Stemming and stopwords support with FULLTEXT index

Does MemSQL support stemming and stopwords with FULLTEXT index out of the box? The MATCH documentation mentions stopwords and one of your blog posts mentions stemming.

If yes, which languages are supported and how does MemSQL determinate which language been used?

Otherwise, I’ll just stick to a application-side solution.

Great question. Regarding stopwords, we do have a list of stopwords that we use. The list is hardcoded. We do need to document them though, which I will make sure gets done. Stemming is something we decided not to implement for the moment but something we are considering for the future. We currently only support English.

@rick thanks for the clarification.

I’ll go on with an application-side solution. This will probably also give us better control.

Perhaps the hardcoded stopwords should be optional in a future release? It might conflict with other languages? E.g. the English word have (probably a stopword?) means garden in Danish.

Any chances a future version will support both wildcard and logic (AND, OR etc.) together?

In Scandinavian languages we have many compound words like “underkjole” so a search query in our case could look like “hvid AND *kjole” (white underdress - similiar to “white AND *dress”).

Also, a way to escape operators would be useful. E.g. “and” means “duck” in Danish. Even through the operator has to be uppercase per documentation, no results are returned when using lowercase, but a LIKE or equals operator does.

Sounds like the issues are because you are trying to use this on non-english languages. We only support English right now. Once we support other languages there would be a different set of stop words for each language (and other behavioral differences).

We do support wildcard and boolean logic operators. Also, I am not sure what you mean by “a way to escape operators”. It sounds like you are trying to do something specific and it isn’t working. If you send me a description of what you are trying to do and the query, and the results we can see if there is a way to make it work.

Rick

Indeed, we’re using non-English languages.

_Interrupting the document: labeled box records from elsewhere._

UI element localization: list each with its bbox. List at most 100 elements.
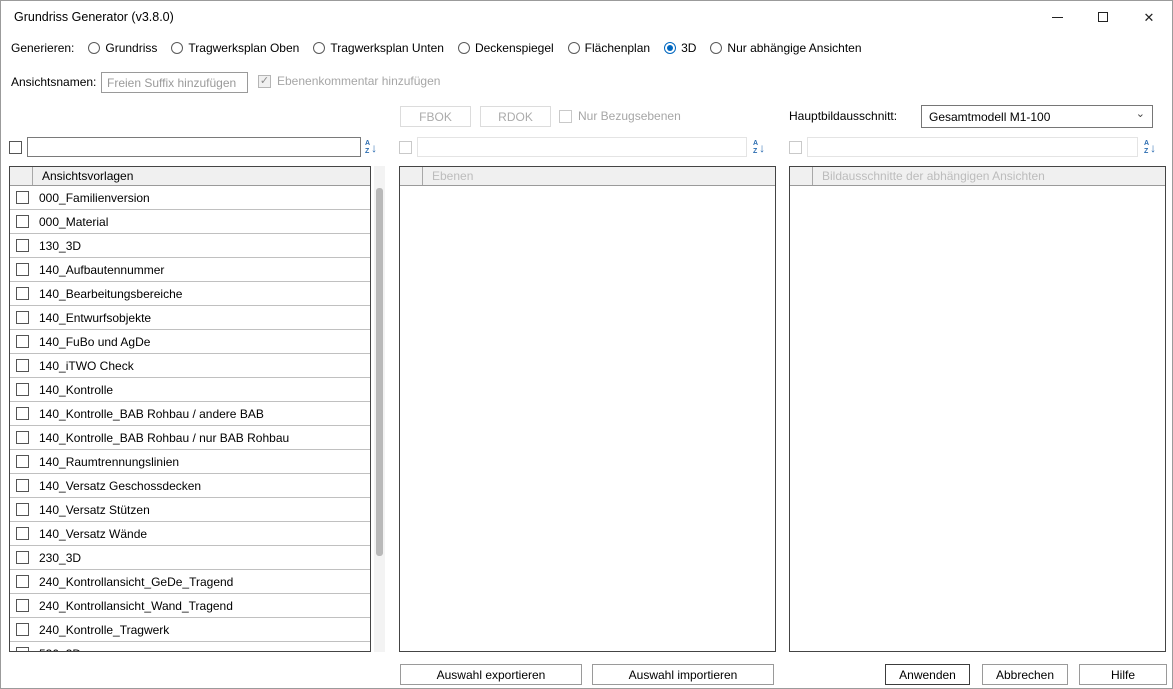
- help-button[interactable]: Hilfe: [1079, 664, 1167, 685]
- list-item[interactable]: 140_Kontrolle_BAB Rohbau / nur BAB Rohba…: [10, 426, 370, 450]
- checkbox-checked-icon: ✓: [258, 75, 271, 88]
- list-item-label: 140_Versatz Wände: [39, 527, 147, 541]
- list-item[interactable]: 240_Kontrollansicht_GeDe_Tragend: [10, 570, 370, 594]
- header-checkbox-column: [10, 167, 33, 185]
- item-checkbox[interactable]: [16, 479, 29, 492]
- item-checkbox[interactable]: [16, 575, 29, 588]
- list-item[interactable]: 140_Versatz Wände: [10, 522, 370, 546]
- item-checkbox[interactable]: [16, 311, 29, 324]
- list-item[interactable]: 240_Kontrollansicht_Wand_Tragend: [10, 594, 370, 618]
- item-checkbox[interactable]: [16, 215, 29, 228]
- maximize-button[interactable]: [1080, 1, 1126, 33]
- list-item-label: 240_Kontrollansicht_Wand_Tragend: [39, 599, 233, 613]
- item-checkbox[interactable]: [16, 527, 29, 540]
- fbok-button: FBOK: [400, 106, 471, 127]
- item-checkbox[interactable]: [16, 455, 29, 468]
- item-checkbox[interactable]: [16, 407, 29, 420]
- close-icon: ✕: [1144, 11, 1155, 24]
- minimize-button[interactable]: [1034, 1, 1080, 33]
- item-checkbox[interactable]: [16, 647, 29, 651]
- template-filter-input[interactable]: [27, 137, 361, 157]
- list-item[interactable]: 140_Kontrolle: [10, 378, 370, 402]
- radio-grundriss[interactable]: Grundriss: [88, 41, 157, 55]
- item-checkbox[interactable]: [16, 335, 29, 348]
- radio-flächenplan[interactable]: Flächenplan: [568, 41, 650, 55]
- list-item[interactable]: 130_3D: [10, 234, 370, 258]
- window-title: Grundriss Generator (v3.8.0): [1, 10, 174, 24]
- chevron-down-icon: ⌄: [1136, 109, 1145, 120]
- item-checkbox[interactable]: [16, 503, 29, 516]
- header-checkbox-column: [790, 167, 813, 185]
- crops-header-label: Bildausschnitte der abhängigen Ansichten: [813, 169, 1045, 183]
- list-item-label: 130_3D: [39, 239, 81, 253]
- ebenenkommentar-label: Ebenenkommentar hinzufügen: [277, 74, 440, 88]
- view-name-row: Ansichtsnamen: ✓ Ebenenkommentar hinzufü…: [1, 69, 1172, 97]
- crops-list: [790, 186, 1165, 651]
- suffix-input[interactable]: [101, 72, 248, 93]
- hauptbildausschnitt-select[interactable]: Gesamtmodell M1-100 ⌄: [921, 105, 1153, 128]
- list-item[interactable]: 240_Kontrolle_Tragwerk: [10, 618, 370, 642]
- list-item[interactable]: 230_3D: [10, 546, 370, 570]
- list-item[interactable]: 140_Kontrolle_BAB Rohbau / andere BAB: [10, 402, 370, 426]
- item-checkbox[interactable]: [16, 431, 29, 444]
- item-checkbox[interactable]: [16, 623, 29, 636]
- list-item-label: 140_Kontrolle_BAB Rohbau / nur BAB Rohba…: [39, 431, 289, 445]
- ebenenkommentar-checkbox: ✓ Ebenenkommentar hinzufügen: [258, 74, 440, 88]
- sort-az-crops-icon: AZ ↓: [1144, 139, 1162, 156]
- radio-icon: [313, 42, 325, 54]
- list-item[interactable]: 000_Material: [10, 210, 370, 234]
- view-name-label: Ansichtsnamen:: [11, 75, 96, 89]
- rdok-button: RDOK: [480, 106, 551, 127]
- list-item-label: 230_3D: [39, 551, 81, 565]
- radio-label: Flächenplan: [585, 41, 650, 55]
- window-controls: ✕: [1034, 1, 1172, 33]
- dialog-window: Grundriss Generator (v3.8.0) ✕ Generiere…: [0, 0, 1173, 689]
- nur-bezugsebenen-label: Nur Bezugsebenen: [578, 109, 681, 123]
- select-all-levels-checkbox: [399, 141, 412, 154]
- scrollbar-thumb[interactable]: [376, 188, 383, 556]
- list-item-label: 140_Versatz Stützen: [39, 503, 150, 517]
- list-item[interactable]: 140_Bearbeitungsbereiche: [10, 282, 370, 306]
- list-item[interactable]: 000_Familienversion: [10, 186, 370, 210]
- radio-3d[interactable]: 3D: [664, 41, 696, 55]
- item-checkbox[interactable]: [16, 287, 29, 300]
- radio-icon: [171, 42, 183, 54]
- list-item[interactable]: 140_Versatz Stützen: [10, 498, 370, 522]
- generate-label: Generieren:: [11, 41, 74, 55]
- item-checkbox[interactable]: [16, 191, 29, 204]
- item-checkbox[interactable]: [16, 263, 29, 276]
- radio-nur-abhängige-ansichten[interactable]: Nur abhängige Ansichten: [710, 41, 861, 55]
- radio-deckenspiegel[interactable]: Deckenspiegel: [458, 41, 554, 55]
- item-checkbox[interactable]: [16, 359, 29, 372]
- list-item[interactable]: 140_Aufbautennummer: [10, 258, 370, 282]
- export-selection-button[interactable]: Auswahl exportieren: [400, 664, 582, 685]
- close-button[interactable]: ✕: [1126, 1, 1172, 33]
- crops-panel-header: Bildausschnitte der abhängigen Ansichten: [790, 167, 1165, 186]
- list-item[interactable]: 140_Raumtrennungslinien: [10, 450, 370, 474]
- item-checkbox[interactable]: [16, 383, 29, 396]
- radio-tragwerksplan-oben[interactable]: Tragwerksplan Oben: [171, 41, 299, 55]
- item-checkbox[interactable]: [16, 551, 29, 564]
- templates-scrollbar[interactable]: [374, 166, 385, 652]
- checkbox-icon: [559, 110, 572, 123]
- list-item[interactable]: 530_3D: [10, 642, 370, 651]
- select-all-templates-checkbox[interactable]: [9, 141, 22, 154]
- nur-bezugsebenen-checkbox: Nur Bezugsebenen: [559, 109, 681, 123]
- list-item-label: 140_Bearbeitungsbereiche: [39, 287, 182, 301]
- list-item[interactable]: 140_Entwurfsobjekte: [10, 306, 370, 330]
- radio-label: 3D: [681, 41, 696, 55]
- item-checkbox[interactable]: [16, 239, 29, 252]
- sort-az-templates-icon[interactable]: AZ ↓: [365, 139, 383, 156]
- list-item-label: 140_Aufbautennummer: [39, 263, 164, 277]
- cancel-button[interactable]: Abbrechen: [982, 664, 1068, 685]
- radio-tragwerksplan-unten[interactable]: Tragwerksplan Unten: [313, 41, 444, 55]
- list-item-label: 140_Raumtrennungslinien: [39, 455, 179, 469]
- apply-button[interactable]: Anwenden: [885, 664, 970, 685]
- list-item[interactable]: 140_iTWO Check: [10, 354, 370, 378]
- item-checkbox[interactable]: [16, 599, 29, 612]
- list-item[interactable]: 140_FuBo und AgDe: [10, 330, 370, 354]
- list-item-label: 530_3D: [39, 647, 81, 652]
- list-item[interactable]: 140_Versatz Geschossdecken: [10, 474, 370, 498]
- import-selection-button[interactable]: Auswahl importieren: [592, 664, 774, 685]
- templates-panel: Ansichtsvorlagen 000_Familienversion000_…: [9, 166, 371, 652]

I’ll get back to you tomorrow with an example of wildcard and logic limitations and an example illustrating the drawbacks by not having a way to escape operators.

We’re still hitting some edge cases primarily because of non-English languages.

Any plans to make English stopwords optional, @rick?

Also, a public list of your hardcoded stopwords would be really helpful. Then we might be able to implement some workarounds until further.

The forced stopwords also gives some troubles for English searches. When we have a user searching for e.g. “games for kids” we transform this into “games* AND for* AND kids*” to ensure all terms is present. Because for is a stopword and we performs a boolean expression no results are returned.

This is just an example to argue for why it is useful to have optional stopwords.

I received this list from their support team in March. I agree that perhaps they could create a system table with the stopwords in it so someone could update or delete some of them. We have some industry terms that occur so often, they do nothing to enrich the search and probably lengthen the index.

“a”, “an”, “and”, “are”, “as”, “at”, “be”, “but”, “by”,

“for”, “if”, “in”, “into”, “is”, “it”,

“no”, “not”, “of”, “on”, “or”, “such”,

“that”, “the”, “their”, “then”, “there”, “these”,

“they”, “this”, “to”, “was”, “will”, “with”

2 Likes

Thanks for the feedback. We will consider better support for non-english in our next release.

Rick
MemSQL VP Product Management

1 Like

Thanks @rick, I really appreciate your consideration for next release a lot!

Let me know if you need more examples/cases when you discusses this internally. I’ll happy to collaborate.